One of the best ways to alleviate this pressure is by developing leaders at their company, which doesn’t happen by accident. Leaders are created intentionally; here’s how it’s done.
Every company has people who seem to go above and beyond their regular work or demonstrate the ability to lead others to do so. It’s important to know the difference between people who are actually star players and those who only want the spotlight. Putting people in roles of responsibility that are only there for the power can lead to a self-serving glory-hound that will only do what is in their best interest. True superstars always look out for the team first.

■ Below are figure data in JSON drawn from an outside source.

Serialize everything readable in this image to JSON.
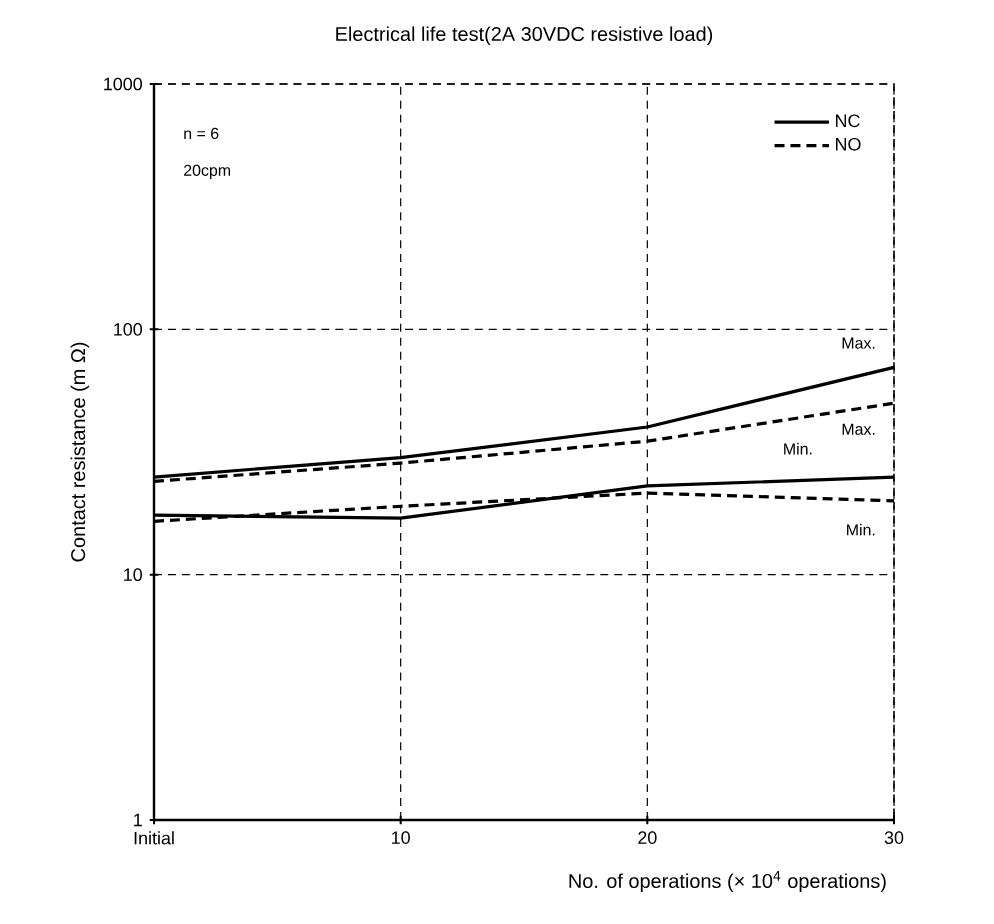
{
  "chart_data": {
    "type": "line",
    "title": "Electrical life test(2A 30VDC resistive load)",
    "xlabel": "No. of operations (× 10$^{4}$ operations)",
    "ylabel": "Contact resistance (m Ω)",
    "x": [
      0,
      10,
      20,
      30
    ],
    "series": [
      {
        "name": "NC",
        "color": "#000000",
        "line_style": "solid",
        "values": [
          25,
          30,
          40,
          70
        ]
      },
      {
        "name": "NO",
        "color": "#000000",
        "line_style": "dashed",
        "values": [
          24,
          28.5,
          35,
          50
        ]
      },
      {
        "color": "#000000",
        "line_style": "solid",
        "values": [
          17.5,
          17,
          23,
          25
        ]
      },
      {
        "color": "#000000",
        "line_style": "dashed",
        "values": [
          16.5,
          19,
          21.5,
          20
        ]
      }
    ],
    "xlim": [
      0,
      30
    ],
    "xticks": [
      {
        "value": 0,
        "label": "Initial"
      },
      10,
      20,
      30
    ],
    "ylim": [
      1,
      1000
    ],
    "yticks": [
      1,
      10,
      100,
      1000
    ],
    "log": "y",
    "grid": true,
    "legend": "top right",
    "marker": "none",
    "annotations": [
      "n = 6",
      "20cpm",
      "Max.",
      "Max.",
      "Min.",
      "Min."
    ]
  }
}
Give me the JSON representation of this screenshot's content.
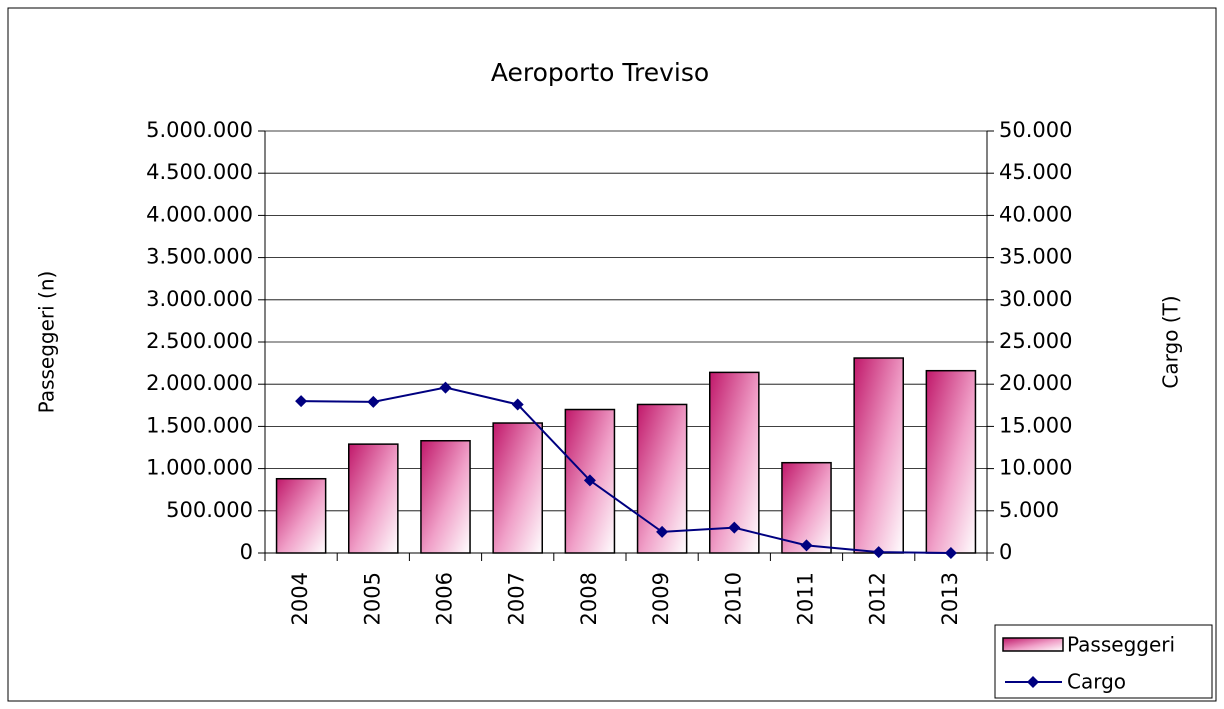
{
  "chart_data": {
    "type": "bar_line",
    "title": "Aeroporto Treviso",
    "y_label": "Passeggeri (n)",
    "y2_label": "Cargo (T)",
    "categories": [
      "2004",
      "2005",
      "2006",
      "2007",
      "2008",
      "2009",
      "2010",
      "2011",
      "2012",
      "2013"
    ],
    "series": [
      {
        "name": "Passeggeri",
        "type": "bar",
        "color": "#c0186a",
        "values": [
          880000,
          1290000,
          1330000,
          1540000,
          1700000,
          1760000,
          2140000,
          1070000,
          2310000,
          2160000
        ]
      },
      {
        "name": "Cargo",
        "type": "line",
        "axis": "y2",
        "color": "#000080",
        "values": [
          18000,
          17900,
          19600,
          17600,
          8600,
          2500,
          3000,
          900,
          100,
          0
        ]
      }
    ],
    "ylim": [
      0,
      5000000
    ],
    "yticks": [
      0,
      {
        "value": 500000,
        "label": "500.000"
      },
      {
        "value": 1000000,
        "label": "1.000.000"
      },
      {
        "value": 1500000,
        "label": "1.500.000"
      },
      {
        "value": 2000000,
        "label": "2.000.000"
      },
      {
        "value": 2500000,
        "label": "2.500.000"
      },
      {
        "value": 3000000,
        "label": "3.000.000"
      },
      {
        "value": 3500000,
        "label": "3.500.000"
      },
      {
        "value": 4000000,
        "label": "4.000.000"
      },
      {
        "value": 4500000,
        "label": "4.500.000"
      },
      {
        "value": 5000000,
        "label": "5.000.000"
      }
    ],
    "y2lim": [
      0,
      50000
    ],
    "y2ticks": [
      0,
      {
        "value": 5000,
        "label": "5.000"
      },
      {
        "value": 10000,
        "label": "10.000"
      },
      {
        "value": 15000,
        "label": "15.000"
      },
      {
        "value": 20000,
        "label": "20.000"
      },
      {
        "value": 25000,
        "label": "25.000"
      },
      {
        "value": 30000,
        "label": "30.000"
      },
      {
        "value": 35000,
        "label": "35.000"
      },
      {
        "value": 40000,
        "label": "40.000"
      },
      {
        "value": 45000,
        "label": "45.000"
      },
      {
        "value": 50000,
        "label": "50.000"
      }
    ],
    "grid": true,
    "legend": "bottom-right"
  }
}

Before a potential leader is placed in a position of authority, they have to be given a set of guidelines by which to develop. Teach them to evaluate risks, consider any possible alternatives to their course of action, and consider what the ramifications of their choices may be. It’s only once they’re able to see the big picture that they’ll be able to make the right decision.
Stay Hands Off
One of the worst things a current manager can do is to be overactive in their proteges design-making process. Too much guidance and they’ll never feel like they can stand on their own two feet, which only sets them up for a lifetime of low confidence. Resist the temptation to micromanage; instead, clearly define what the parameters are of their decision abilities (i.e. “any more than this, come ask me”) and step back. Allow them to make their own decisions – and failures – and only step in when you feel it’s necessary.
Keep Them Accountable
While a potential leader needs to be allowed to make their own decisions, they also need to be held accountable for what they’ve done. If they haven’t met expectations, tell them in a way that makes them want to do better instead of tearing them down. At the end of the day, deadlines and budgets matter, and they need to know that.